Par Chahid BENDRISS
Du fait des facilités d’entrée au Maroc, les Européens contournent les formalités de visa en faisant des allers-retours tous les trois mois. Français, Turcs et Chinois arrivent en première position. Le Maroc compte beaucoup moins d’étrangers qu’au début des années 60 et demeure essentiellement un pays d’émigration.
Salariés Chinois au Maroc
Le Maroc un pays d’immigration après avoir été, par excellence, celui de l’émigration ? Le ministre PPS de l’emploi, Abdelouahed Souhail, semble le croire lui qui, début juillet, dans une intervention à un forum du Conseil économique et social de l’ONU, établit un lien de causalité entre «la crise de l’emploi au Maroc» et «l’afflux de ressortissants des pays du Nord (…)» ! Les chiffres pourtant n’indiquent nullement que le Maroc soit devenu ou est en train de devenir un pays d’immigration.
Lors du dernier recensement général de la population et de l’habitat (RGPH) réalisé par le Haut commissariat au plan (HCP) en 2004, la surprise a été grande pour beaucoup de découvrir que, finalement, le nombre d’étrangers officiellement résidents au Maroc n’était que de 51 435 personnes, soit 0,17% de la population totale recensée à cette date. En 1960, quatre ans après l’indépendance du pays, le Maroc comptait 396 000 étrangers. 44 ans après, il n’en restait que 50 000.
En 2014, date du prochain RGPH, nous saurons si cette communauté d’étrangers a augmenté ou non et dans quelle proportion. Mais une quasi-certitude déjà : quelque importante que puisse être l’évolution du nombre d’étrangers depuis 2004, leur poids ne dépassera pas 1% de la population totale, tout au plus ! Rien à voir avec les proportions d’étrangers observées dans les pays réels d’immigration : 70% aux Emirats Arabes Unis, 35% au Luxembourg, 23% en Suisse, 22% en Australie, 21% au Canada, 16% en Autriche, 14% en Suède, etc. Ceci pour le cadre général. Sur la question spécifique de l’emploi, les étrangers travaillant au Maroc sont numériquement encore plus faibles. De là à penser qu’ils puissent «amplifier la crise de l’emploi»…

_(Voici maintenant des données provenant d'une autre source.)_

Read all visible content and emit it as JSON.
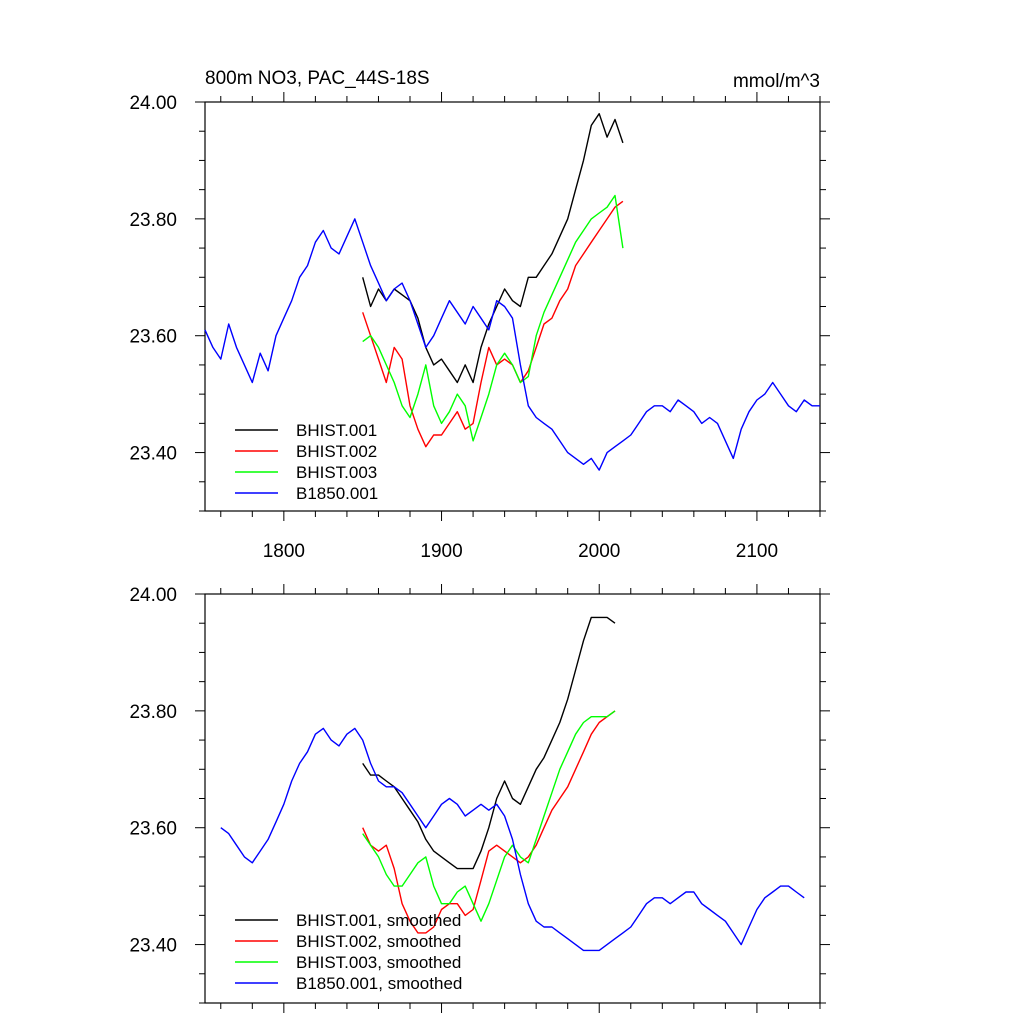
{
  "figure": {
    "title_left": "800m NO3, PAC_44S-18S",
    "title_right": "mmol/m^3"
  },
  "chart_data": [
    {
      "type": "line",
      "title": "800m NO3, PAC_44S-18S",
      "units": "mmol/m^3",
      "xlim": [
        1750,
        2140
      ],
      "ylim": [
        23.3,
        24.0
      ],
      "x_ticks": [
        1800,
        1900,
        2000,
        2100
      ],
      "x_tick_labels": [
        "1800",
        "1900",
        "2000",
        "2100"
      ],
      "y_ticks": [
        23.4,
        23.6,
        23.8,
        24.0
      ],
      "y_tick_labels": [
        "23.40",
        "23.60",
        "23.80",
        "24.00"
      ],
      "legend_position": "bottom-left",
      "grid": false,
      "series": [
        {
          "name": "BHIST.001",
          "color": "#000000",
          "x": [
            1850,
            1855,
            1860,
            1865,
            1870,
            1875,
            1880,
            1885,
            1890,
            1895,
            1900,
            1905,
            1910,
            1915,
            1920,
            1925,
            1930,
            1935,
            1940,
            1945,
            1950,
            1955,
            1960,
            1965,
            1970,
            1975,
            1980,
            1985,
            1990,
            1995,
            2000,
            2005,
            2010,
            2015
          ],
          "y": [
            23.7,
            23.65,
            23.68,
            23.66,
            23.68,
            23.67,
            23.66,
            23.63,
            23.58,
            23.55,
            23.56,
            23.54,
            23.52,
            23.55,
            23.52,
            23.58,
            23.62,
            23.65,
            23.68,
            23.66,
            23.65,
            23.7,
            23.7,
            23.72,
            23.74,
            23.77,
            23.8,
            23.85,
            23.9,
            23.96,
            23.98,
            23.94,
            23.97,
            23.93
          ]
        },
        {
          "name": "BHIST.002",
          "color": "#ff0000",
          "x": [
            1850,
            1855,
            1860,
            1865,
            1870,
            1875,
            1880,
            1885,
            1890,
            1895,
            1900,
            1905,
            1910,
            1915,
            1920,
            1925,
            1930,
            1935,
            1940,
            1945,
            1950,
            1955,
            1960,
            1965,
            1970,
            1975,
            1980,
            1985,
            1990,
            1995,
            2000,
            2005,
            2010,
            2015
          ],
          "y": [
            23.64,
            23.6,
            23.56,
            23.52,
            23.58,
            23.56,
            23.48,
            23.44,
            23.41,
            23.43,
            23.43,
            23.45,
            23.47,
            23.44,
            23.45,
            23.52,
            23.58,
            23.55,
            23.56,
            23.55,
            23.52,
            23.54,
            23.58,
            23.62,
            23.63,
            23.66,
            23.68,
            23.72,
            23.74,
            23.76,
            23.78,
            23.8,
            23.82,
            23.83
          ]
        },
        {
          "name": "BHIST.003",
          "color": "#00ff00",
          "x": [
            1850,
            1855,
            1860,
            1865,
            1870,
            1875,
            1880,
            1885,
            1890,
            1895,
            1900,
            1905,
            1910,
            1915,
            1920,
            1925,
            1930,
            1935,
            1940,
            1945,
            1950,
            1955,
            1960,
            1965,
            1970,
            1975,
            1980,
            1985,
            1990,
            1995,
            2000,
            2005,
            2010,
            2015
          ],
          "y": [
            23.59,
            23.6,
            23.58,
            23.55,
            23.52,
            23.48,
            23.46,
            23.5,
            23.55,
            23.48,
            23.45,
            23.47,
            23.5,
            23.48,
            23.42,
            23.46,
            23.5,
            23.55,
            23.57,
            23.55,
            23.52,
            23.53,
            23.6,
            23.64,
            23.67,
            23.7,
            23.73,
            23.76,
            23.78,
            23.8,
            23.81,
            23.82,
            23.84,
            23.75
          ]
        },
        {
          "name": "B1850.001",
          "color": "#0000ff",
          "x": [
            1750,
            1755,
            1760,
            1765,
            1770,
            1775,
            1780,
            1785,
            1790,
            1795,
            1800,
            1805,
            1810,
            1815,
            1820,
            1825,
            1830,
            1835,
            1840,
            1845,
            1850,
            1855,
            1860,
            1865,
            1870,
            1875,
            1880,
            1885,
            1890,
            1895,
            1900,
            1905,
            1910,
            1915,
            1920,
            1925,
            1930,
            1935,
            1940,
            1945,
            1950,
            1955,
            1960,
            1965,
            1970,
            1975,
            1980,
            1985,
            1990,
            1995,
            2000,
            2005,
            2010,
            2015,
            2020,
            2025,
            2030,
            2035,
            2040,
            2045,
            2050,
            2055,
            2060,
            2065,
            2070,
            2075,
            2080,
            2085,
            2090,
            2095,
            2100,
            2105,
            2110,
            2115,
            2120,
            2125,
            2130,
            2135,
            2140
          ],
          "y": [
            23.61,
            23.58,
            23.56,
            23.62,
            23.58,
            23.55,
            23.52,
            23.57,
            23.54,
            23.6,
            23.63,
            23.66,
            23.7,
            23.72,
            23.76,
            23.78,
            23.75,
            23.74,
            23.77,
            23.8,
            23.76,
            23.72,
            23.69,
            23.66,
            23.68,
            23.69,
            23.66,
            23.62,
            23.58,
            23.6,
            23.63,
            23.66,
            23.64,
            23.62,
            23.65,
            23.63,
            23.61,
            23.66,
            23.65,
            23.63,
            23.55,
            23.48,
            23.46,
            23.45,
            23.44,
            23.42,
            23.4,
            23.39,
            23.38,
            23.39,
            23.37,
            23.4,
            23.41,
            23.42,
            23.43,
            23.45,
            23.47,
            23.48,
            23.48,
            23.47,
            23.49,
            23.48,
            23.47,
            23.45,
            23.46,
            23.45,
            23.42,
            23.39,
            23.44,
            23.47,
            23.49,
            23.5,
            23.52,
            23.5,
            23.48,
            23.47,
            23.49,
            23.48,
            23.48
          ]
        }
      ]
    },
    {
      "type": "line",
      "xlim": [
        1750,
        2140
      ],
      "ylim": [
        23.3,
        24.0
      ],
      "x_ticks": [
        1800,
        1900,
        2000,
        2100
      ],
      "y_ticks": [
        23.4,
        23.6,
        23.8,
        24.0
      ],
      "y_tick_labels": [
        "23.40",
        "23.60",
        "23.80",
        "24.00"
      ],
      "legend_position": "bottom-left",
      "grid": false,
      "series": [
        {
          "name": "BHIST.001, smoothed",
          "color": "#000000",
          "x": [
            1850,
            1855,
            1860,
            1865,
            1870,
            1875,
            1880,
            1885,
            1890,
            1895,
            1900,
            1905,
            1910,
            1915,
            1920,
            1925,
            1930,
            1935,
            1940,
            1945,
            1950,
            1955,
            1960,
            1965,
            1970,
            1975,
            1980,
            1985,
            1990,
            1995,
            2000,
            2005,
            2010
          ],
          "y": [
            23.71,
            23.69,
            23.69,
            23.68,
            23.67,
            23.65,
            23.63,
            23.61,
            23.58,
            23.56,
            23.55,
            23.54,
            23.53,
            23.53,
            23.53,
            23.56,
            23.6,
            23.65,
            23.68,
            23.65,
            23.64,
            23.67,
            23.7,
            23.72,
            23.75,
            23.78,
            23.82,
            23.87,
            23.92,
            23.96,
            23.96,
            23.96,
            23.95
          ]
        },
        {
          "name": "BHIST.002, smoothed",
          "color": "#ff0000",
          "x": [
            1850,
            1855,
            1860,
            1865,
            1870,
            1875,
            1880,
            1885,
            1890,
            1895,
            1900,
            1905,
            1910,
            1915,
            1920,
            1925,
            1930,
            1935,
            1940,
            1945,
            1950,
            1955,
            1960,
            1965,
            1970,
            1975,
            1980,
            1985,
            1990,
            1995,
            2000,
            2005,
            2010
          ],
          "y": [
            23.6,
            23.57,
            23.56,
            23.57,
            23.53,
            23.47,
            23.44,
            23.42,
            23.42,
            23.43,
            23.46,
            23.47,
            23.47,
            23.45,
            23.46,
            23.51,
            23.56,
            23.57,
            23.56,
            23.55,
            23.54,
            23.55,
            23.57,
            23.6,
            23.63,
            23.65,
            23.67,
            23.7,
            23.73,
            23.76,
            23.78,
            23.79,
            23.8
          ]
        },
        {
          "name": "BHIST.003, smoothed",
          "color": "#00ff00",
          "x": [
            1850,
            1855,
            1860,
            1865,
            1870,
            1875,
            1880,
            1885,
            1890,
            1895,
            1900,
            1905,
            1910,
            1915,
            1920,
            1925,
            1930,
            1935,
            1940,
            1945,
            1950,
            1955,
            1960,
            1965,
            1970,
            1975,
            1980,
            1985,
            1990,
            1995,
            2000,
            2005,
            2010
          ],
          "y": [
            23.59,
            23.57,
            23.55,
            23.52,
            23.5,
            23.5,
            23.52,
            23.54,
            23.55,
            23.5,
            23.47,
            23.47,
            23.49,
            23.5,
            23.47,
            23.44,
            23.47,
            23.51,
            23.55,
            23.57,
            23.55,
            23.54,
            23.58,
            23.62,
            23.66,
            23.7,
            23.73,
            23.76,
            23.78,
            23.79,
            23.79,
            23.79,
            23.8
          ]
        },
        {
          "name": "B1850.001, smoothed",
          "color": "#0000ff",
          "x": [
            1760,
            1765,
            1770,
            1775,
            1780,
            1785,
            1790,
            1795,
            1800,
            1805,
            1810,
            1815,
            1820,
            1825,
            1830,
            1835,
            1840,
            1845,
            1850,
            1855,
            1860,
            1865,
            1870,
            1875,
            1880,
            1885,
            1890,
            1895,
            1900,
            1905,
            1910,
            1915,
            1920,
            1925,
            1930,
            1935,
            1940,
            1945,
            1950,
            1955,
            1960,
            1965,
            1970,
            1975,
            1980,
            1985,
            1990,
            1995,
            2000,
            2005,
            2010,
            2015,
            2020,
            2025,
            2030,
            2035,
            2040,
            2045,
            2050,
            2055,
            2060,
            2065,
            2070,
            2075,
            2080,
            2085,
            2090,
            2095,
            2100,
            2105,
            2110,
            2115,
            2120,
            2125,
            2130
          ],
          "y": [
            23.6,
            23.59,
            23.57,
            23.55,
            23.54,
            23.56,
            23.58,
            23.61,
            23.64,
            23.68,
            23.71,
            23.73,
            23.76,
            23.77,
            23.75,
            23.74,
            23.76,
            23.77,
            23.75,
            23.71,
            23.68,
            23.67,
            23.67,
            23.66,
            23.64,
            23.62,
            23.6,
            23.62,
            23.64,
            23.65,
            23.64,
            23.62,
            23.63,
            23.64,
            23.63,
            23.64,
            23.62,
            23.58,
            23.52,
            23.47,
            23.44,
            23.43,
            23.43,
            23.42,
            23.41,
            23.4,
            23.39,
            23.39,
            23.39,
            23.4,
            23.41,
            23.42,
            23.43,
            23.45,
            23.47,
            23.48,
            23.48,
            23.47,
            23.48,
            23.49,
            23.49,
            23.47,
            23.46,
            23.45,
            23.44,
            23.42,
            23.4,
            23.43,
            23.46,
            23.48,
            23.49,
            23.5,
            23.5,
            23.49,
            23.48
          ]
        }
      ]
    }
  ]
}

L’Anapec accorde en moyenne 2 000 attestations d’activité par an
Selon les statistiques du département de l’emploi, les salariés étrangers à la fin de l’année 2011 sont un peu moins de 9 000 personnes. Il s’agit bien sûr de travailleurs dont les contrats ont été visés, en premier établissement ou en renouvellement, par l’administration de l’emploi. Ce chiffre mérite quelques correctifs, le premier étant que certains étrangers, notamment européens, du fait des facilités d’entrée au Maroc dont ils bénéficient, n’accomplissent pas la formalité du visa de travail, ils peuvent se contenter d’un séjour touristique de trois mois renouvelables autant de fois que nécessaires par une simple sortie hors du territoire le temps d’un week-end par exemple. Ces personnes n’apparaissent donc pas dans les statistiques du ministère de l’emploi. Mais, objectivement, elles ne doivent pas être des masses ! Les salariés étrangers au Maroc, en vérité, représentent peu de choses. Même en considérant, hypothèse hautement improbable, que ceux qui sont déclarés au service du visa de l’emploi ne sont que la moitié de la population réelle des salariés étrangers, ceux-ci ne seraient qu’à peine 18 000. Que pèsent-ils dans la population active occupée, qui est de 10,3 millions de personnes, ou même dans la population des chômeurs qui est, au dernier chiffre, de 1,13 million de personnes. On est là sur des échelles tout à fait différentes.
Par ailleurs, ces salariés étrangers travaillent en général pour des sociétés étrangères ou à participation étrangère, et dans leur cas, il ne s’agit pas d’une immigration économique à proprement parler mais plutôt professionnelle et temporaire. Ce n’est d’ailleurs pas par hasard si les ressortissants de nationalité française sont en tête des salariés (3 116) dont le contrat a été visé par le ministère de l’emploi. Rappelons en effet que la France est économiquement très présente au Maroc, elle y est le premier investisseur. De la même manière, si les Turcs (740) viennent en deuxième position en termes de contrats visés par l’administration, c’est parce que ces dernières années, les entreprises turques sont fortement présentes au Maroc dans le cadre des marchés d’infrastructures qu’elles réalisent. La preuve, s’il en fallait encore une, qu’il s’agit moins d’immigration économique que professionnelle et temporaire, c’est que le classement des contrats visés par nationalité montre que les quatre premières concernent de grands pays développés : France (3116 salariés), Turquie (740), Chine (625) et Espagne (298).